İMANIN HAYATA YANSIMASI
Alan inanç ve İman alanı olunca iki kere daha hassas olunması gerektiğini biliriz, düşünürüz ama uygulamalarımız da biraz dünya işlerine, hırslarımıza yeniliriz. İşte tam bu noktadadır imtahan başlar… Dünya işlerinde iman ederek, ahlak ve adalet üzere davranabiliyormuyuz davranamıyormuyuz? Biz iman edenler hayatın için de nasıl tavır sergiliyoruz, bize kim örnek olmalıdır, biz kime örnek olmalıyız? Yaşadığımız mekanları imar edebiliyormuyuz, Allah bizi yaratma gerekçelerini Kuran da bize bildirirken dünyayı imar etsinler diye, başkalarına özellikle de insanın insana kulluk etmesini yasaklayarak bana kulluk etsinler, diye yarattım diyor… Biz imar deyince masa, kasa, nisa kapmayı ve kapatmayı mı anlıyoruz, doğaya, insana saygılı bir toplumsal düzen mi? Bize bu işler de kim önderlik etmeli? İmamlar… Bunun içindir ki şu kavram üzerin de düşünmeliyiz, iman, kavramına bakmalıyız? Kavramları anlamazsak, hayatı anlayamayız, hayatı anlamazsak hayat bizi savurur, Müslüman toplumların savrulması bundan mı ki?!
İMÂN
Dinin temeli ne dense, ben iman etmek derim, iman etmek ne dense, Allah’ın varlığına, birliğine inanmak derim… Derim de demesine kavramları genel olarak bilinen haliyle ele almak ve anlamak zorundayız, bunun için ta ilk dönemlerden bu yana iman üzerine düşünen düşünürler ne demiş onlar, ne anlamış onları da göz önünde bulunduracak şekil de iman meselesi üzerine durmamız gerekir diye düşünerek… Kavram olarak iman nedir ona bakalım mı?
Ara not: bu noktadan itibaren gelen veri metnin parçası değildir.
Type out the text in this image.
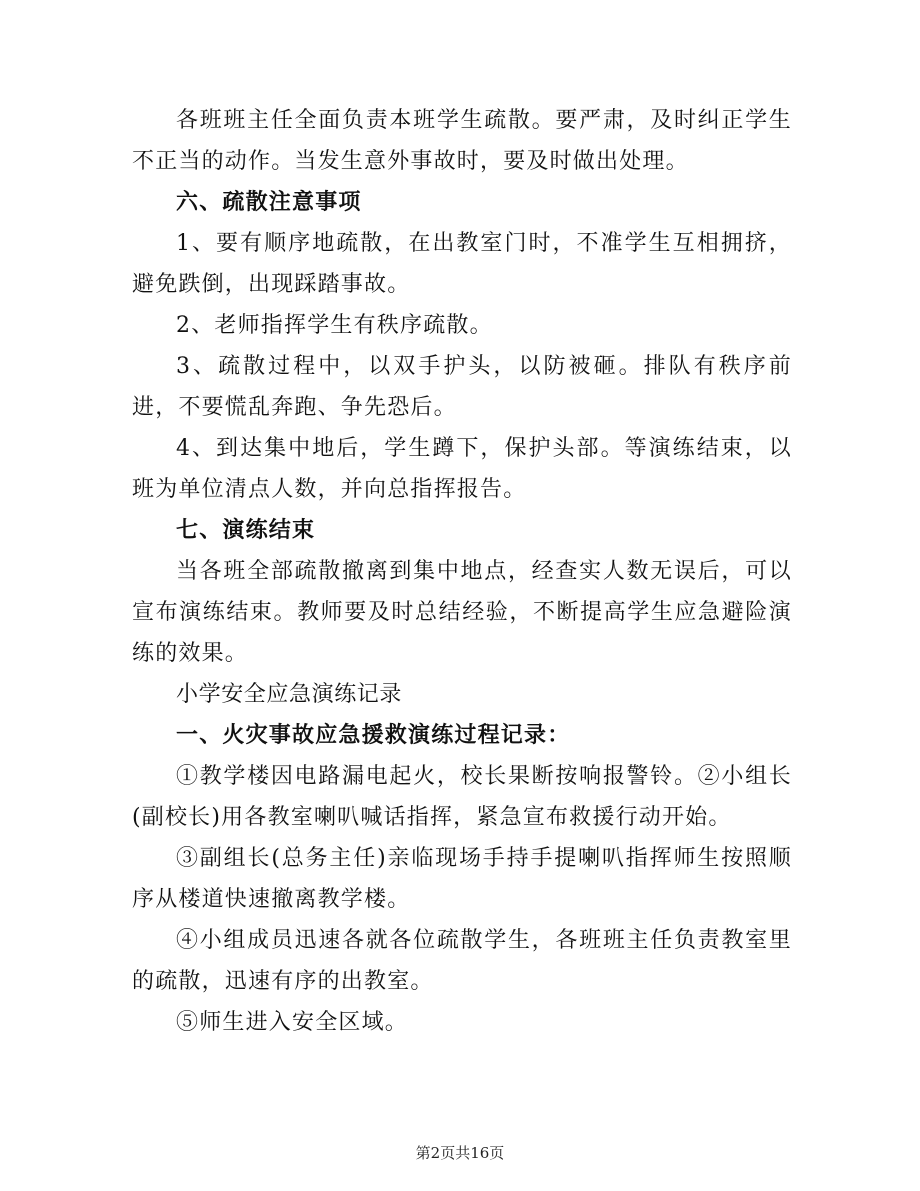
各班班主任全面负责本班学生疏散。要严肃，及时纠正学生不正当的动作。当发生意外事故时，要及时做出处理。

六、疏散注意事项

1、要有顺序地疏散，在出教室门时，不准学生互相拥挤，避免跌倒，出现踩踏事故。

2、老师指挥学生有秩序疏散。

3、疏散过程中，以双手护头，以防被砸。排队有秩序前进，不要慌乱奔跑、争先恐后。

4、到达集中地后，学生蹲下，保护头部。等演练结束，以班为单位清点人数，并向总指挥报告。

七、演练结束

当各班全部疏散撤离到集中地点，经查实人数无误后，可以宣布演练结束。教师要及时总结经验，不断提高学生应急避险演练的效果。

小学安全应急演练记录

一、火灾事故应急援救演练过程记录：

①教学楼因电路漏电起火，校长果断按响报警铃。②小组长(副校长)用各教室喇叭喊话指挥，紧急宣布救援行动开始。

③副组长(总务主任)亲临现场手持手提喇叭指挥师生按照顺序从楼道快速撤离教学楼。

④小组成员迅速各就各位疏散学生，各班班主任负责教室里的疏散，迅速有序的出教室。

⑤师生进入安全区域。

第2页共16页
Sözlükte "birini söylediği sözde tasdik etmek, söylediğini kabul etmek, gönül huzuru ile benimsemek, karşısındakine güven vermek, şüpheye yer vermeden kalpten tasdik etmek; eman vermek, emin kılmak" anlamlarına gelen iman, ıstılahta, Hz.Peygamber'in Allah'tan getirdiği ve vahiye, din olarak bize bildirdikleri, hükümlere, haber verdiklerini kabul ile bunların gerçek ve doğru olduğuna inanmak, iman etmek demektir. İslâm bilginleri arasında imanın tanımı ve mahiyeti konusunda bazı farklılıklar üzere tartışmalar bulunmakla birlikte… İmanı sadece kalp ile bilmek veya dil ile ikrardan ibaret şeklinde tanımlayanlar olmuşsa da. İmanın Allah katında makbul olabilmesi, Allah’ın rızasının kazanılması üzere yapılan yorumlardır bunların hepsi, ancak Allah bilirle bitmektedir. Önce biz ne derece imanlıyız kendimiz biliriz, sonrada bize şah damarımızdan daha yakın olan Allah bilir, yorumlar bizi konu üzerine düşünmeye teşvikten ibarettir.
Fıkıhi ve Kurani acıdan imanın değerlendirmelerin farkına vararak, İmanımız da şüphe bulunmayacak derece kalben ve dille ifadeyle inanılması, bu inanış üzere hayatın içinde ahlak ve adalet üzere yaşanarak hayata iyilik, güzellik, mutluluk getirecek şekil de imanın yaşaması, bir bütünlük için de aktarılması kamil imani bir durumla yaşanması olduğunu düşünmekteyiz. Başka bir ayrım ise iman ve ibadete konusudur ki bunu çok karıştırırız, yani her ibadet etmeyeni iman sorunlusu gibi algılamak, yada böyle bir zan içinde olmak, başkalarını haksız yere suçlamaktır ki, günahı ve vebalinin büyük olduğu düşünülür. Ayrıca dince kutsal sayılan şeyleri, örneğin, ayetleri, ayetler üzere dinî hükümleri kutsal sayarak bu hükümlere uymak için çalışarak yaşamak da, imanın davranışlarımıza ve dolayısıyla hayata yansıması demektir ki, dileriz onlardan biriyizdir.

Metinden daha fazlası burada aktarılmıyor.